The year of the horse is barely out of the starting gates, yet VW is already touting a 3.3 percent increase in sales, totaling 923,100 units, before the first quarter has even closed. In Europe, total growth is at six percent with Western Europe (not including Germany which VW always considers separately) leading the pack. In this slice of Europe, sales were up eight percent while Germany hit a steady stride at five percent.

It wasn’t surprising that China was another big VW consumer, since that’s been the trend for years, but it reached 12 percent in gains or 437,000 vehicles in February. The same can’t be said about the US, which hit a rough patch and VW sales dropped 16 percent, but then again winter is never a popular car buying season for most Americans. Volkswagen expects to see an American spike once the warm weather is here to stick.

Americans Prefer the Finer Things 

On the other hand, maybe it’s just that Americans are leaning more towards luxury as the economy recovers, and VW’s Audi division has been growing steadily in February—it’s even slated to outpace BMW soon. “We will increase deliveries in all regions of the world, including Europe,” said Rupert Stadler, Audi CEO. He’s expecting the revenues in 2014 to expand at a steady pace, especially in China which is Audi’s largest market.

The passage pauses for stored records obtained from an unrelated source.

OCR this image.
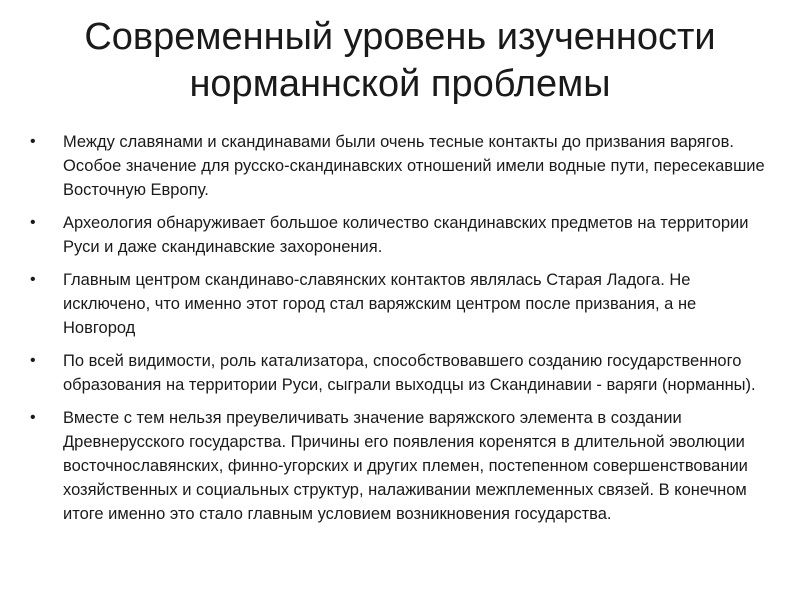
Современный уровень изученности
норманнской проблемы
• Между славянами и скандинавами были очень тесные контакты до призвания варягов. Особое значение для русско-скандинавских отношений имели водные пути, пересекавшие Восточную Европу.
• Археология обнаруживает большое количество скандинавских предметов на территории Руси и даже скандинавские захоронения.
• Главным центром скандинаво-славянских контактов являлась Старая Ладога. Не исключено, что именно этот город стал варяжским центром после призвания, а не Новгород
• По всей видимости, роль катализатора, способствовавшего созданию государственного образования на территории Руси, сыграли выходцы из Скандинавии - варяги (норманны).
• Вместе с тем нельзя преувеличивать значение варяжского элемента в создании Древнерусского государства. Причины его появления коренятся в длительной эволюции восточнославянских, финно-угорских и других племен, постепенном совершенствовании хозяйственных и социальных структур, налаживании межплеменных связей. В конечном итоге именно это стало главным условием возникновения государства.
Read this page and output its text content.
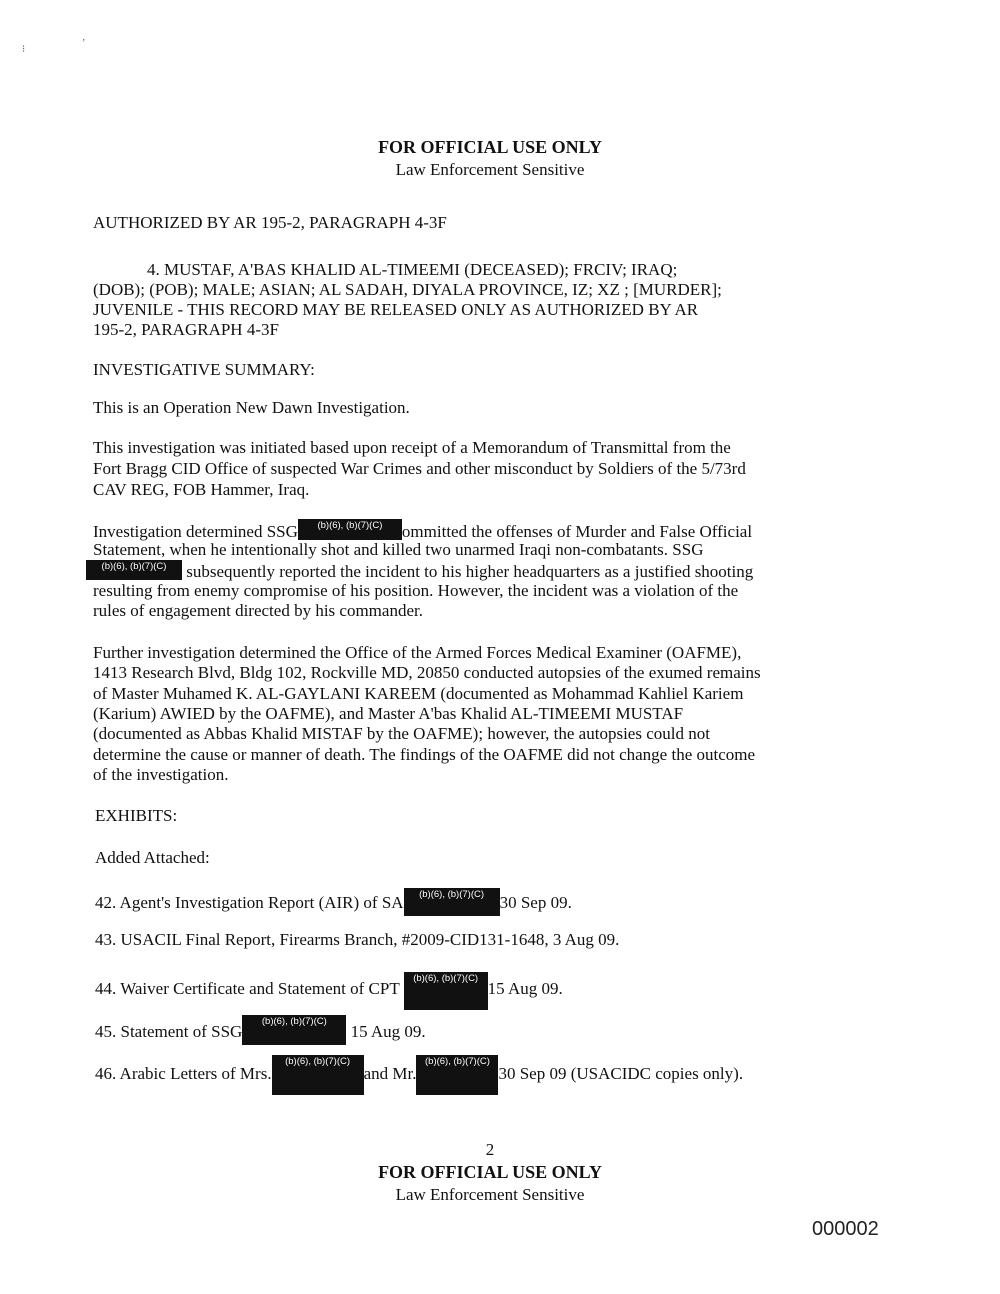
⁝
’
FOR OFFICIAL USE ONLY
Law Enforcement Sensitive
AUTHORIZED BY AR 195-2, PARAGRAPH 4-3F
4. MUSTAF, A'BAS KHALID AL-TIMEEMI (DECEASED); FRCIV; IRAQ;
(DOB); (POB); MALE; ASIAN; AL SADAH, DIYALA PROVINCE, IZ; XZ ; [MURDER];
JUVENILE - THIS RECORD MAY BE RELEASED ONLY AS AUTHORIZED BY AR
195-2, PARAGRAPH 4-3F
INVESTIGATIVE SUMMARY:
This is an Operation New Dawn Investigation.
This investigation was initiated based upon receipt of a Memorandum of Transmittal from the
Fort Bragg CID Office of suspected War Crimes and other misconduct by Soldiers of the 5/73rd
CAV REG, FOB Hammer, Iraq.
Investigation determined SSG	(b)(6), (b)(7)(C)	ommitted the offenses of Murder and False Official
Statement, when he intentionally shot and killed two unarmed Iraqi non-combatants. SSG
(b)(6), (b)(7)(C)	subsequently reported the incident to his higher headquarters as a justified shooting
resulting from enemy compromise of his position. However, the incident was a violation of the
rules of engagement directed by his commander.
Further investigation determined the Office of the Armed Forces Medical Examiner (OAFME),
1413 Research Blvd, Bldg 102, Rockville MD, 20850 conducted autopsies of the exumed remains
of Master Muhamed K. AL-GAYLANI KAREEM (documented as Mohammad Kahliel Kariem
(Karium) AWIED by the OAFME), and Master A'bas Khalid AL-TIMEEMI MUSTAF
(documented as Abbas Khalid MISTAF by the OAFME); however, the autopsies could not
determine the cause or manner of death. The findings of the OAFME did not change the outcome
of the investigation.
EXHIBITS:
Added Attached:
42. Agent's Investigation Report (AIR) of SA	(b)(6), (b)(7)(C) 30 Sep 09.
43. USACIL Final Report, Firearms Branch, #2009-CID131-1648, 3 Aug 09.
44. Waiver Certificate and Statement of CPT
(b)(6), (b)(7)(C)
15 Aug 09.
45. Statement of SSG
(b)(6), (b)(7)(C)
15 Aug 09.
46. Arabic Letters of Mrs.
(b)(6), (b)(7)(C)
and Mr.
(b)(6), (b)(7)(C)
30 Sep 09 (USACIDC copies only).
2
FOR OFFICIAL USE ONLY
Law Enforcement Sensitive
000002
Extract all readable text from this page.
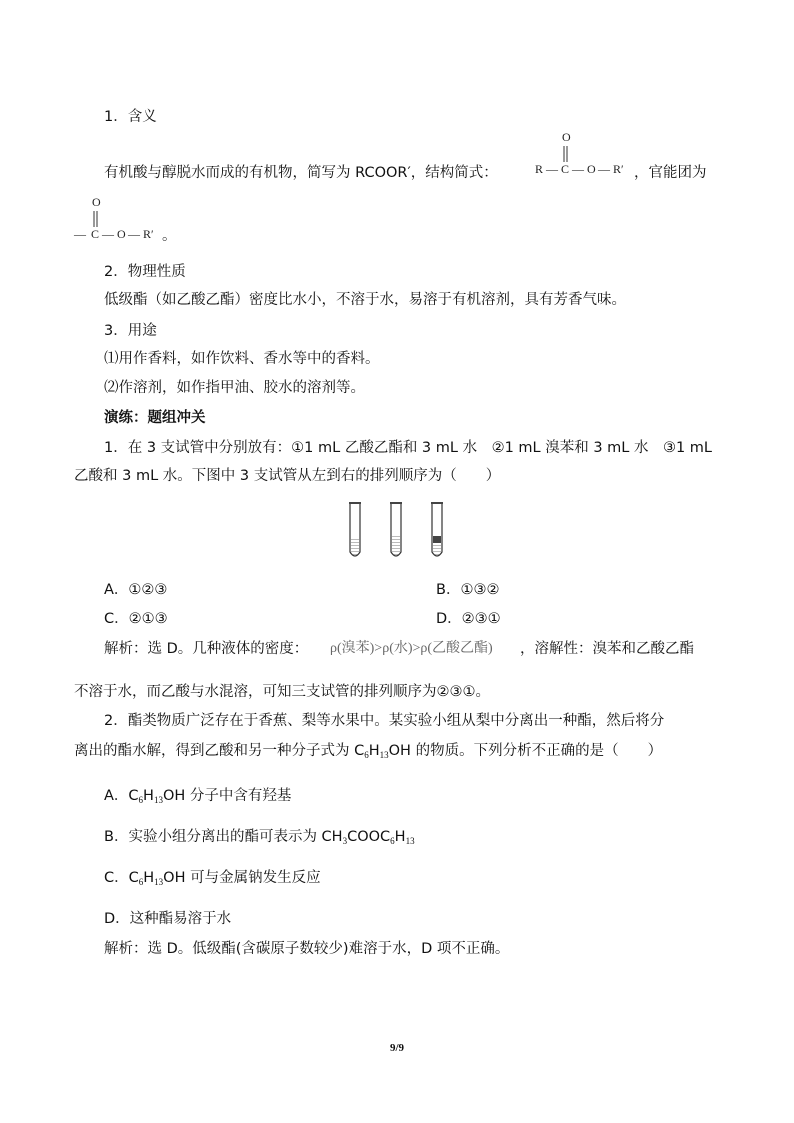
1．含义
O
R — C — O — R′
有机酸与醇脱水而成的有机物，简写为 RCOOR′，结构简式：	，官能团为
O
— C — O — R′ 。
2．物理性质
低级酯（如乙酸乙酯）密度比水小，不溶于水，易溶于有机溶剂，具有芳香气味。
3．用途
⑴用作香料，如作饮料、香水等中的香料。
⑵作溶剂，如作指甲油、胶水的溶剂等。
演练：题组冲关
1．在 3 支试管中分别放有：①1 mL 乙酸乙酯和 3 mL 水　②1 mL 溴苯和 3 mL 水　③1 mL
乙酸和 3 mL 水。下图中 3 支试管从左到右的排列顺序为（　　）
A．①②③	B．①③②
C．②①③	D．②③①
解析：选 D。几种液体的密度： ρ(溴苯)>ρ(水)>ρ(乙酸乙酯) ，溶解性：溴苯和乙酸乙酯
不溶于水，而乙酸与水混溶，可知三支试管的排列顺序为②③①。
2．酯类物质广泛存在于香蕉、梨等水果中。某实验小组从梨中分离出一种酯，然后将分
离出的酯水解，得到乙酸和另一种分子式为 $C_6H_{13}OH$ 的物质。下列分析不正确的是（　　）
A．$C_6H_{13}OH$ 分子中含有羟基
B．实验小组分离出的酯可表示为 $CH_3COOC_6H_{13}$
C．$C_6H_{13}OH$ 可与金属钠发生反应
D．这种酯易溶于水
解析：选 D。低级酯(含碳原子数较少)难溶于水，D 项不正确。
9/9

Goals for sales of Audi are impressive as Stadler is expecting 500,000 vehicles to be sold in 2014 in China alone, which is a record breaking figure. As Volkswagen’s “growth engine,” the company has spent over $30 billion to put Audi at number one by the year 2024 and 70 percent of those funds are earmarked for technology and new products. Likewise, Lamborghini (another VW division) is also enjoying record sales mostly due to the Aventador, which boasted a nine percent increase compared to last February.

For those who are holding off for the 2015 e-Golf, or simply better weather for car shopping, there are plenty of options on the table. The only question is which division, and which model, suits your needs best.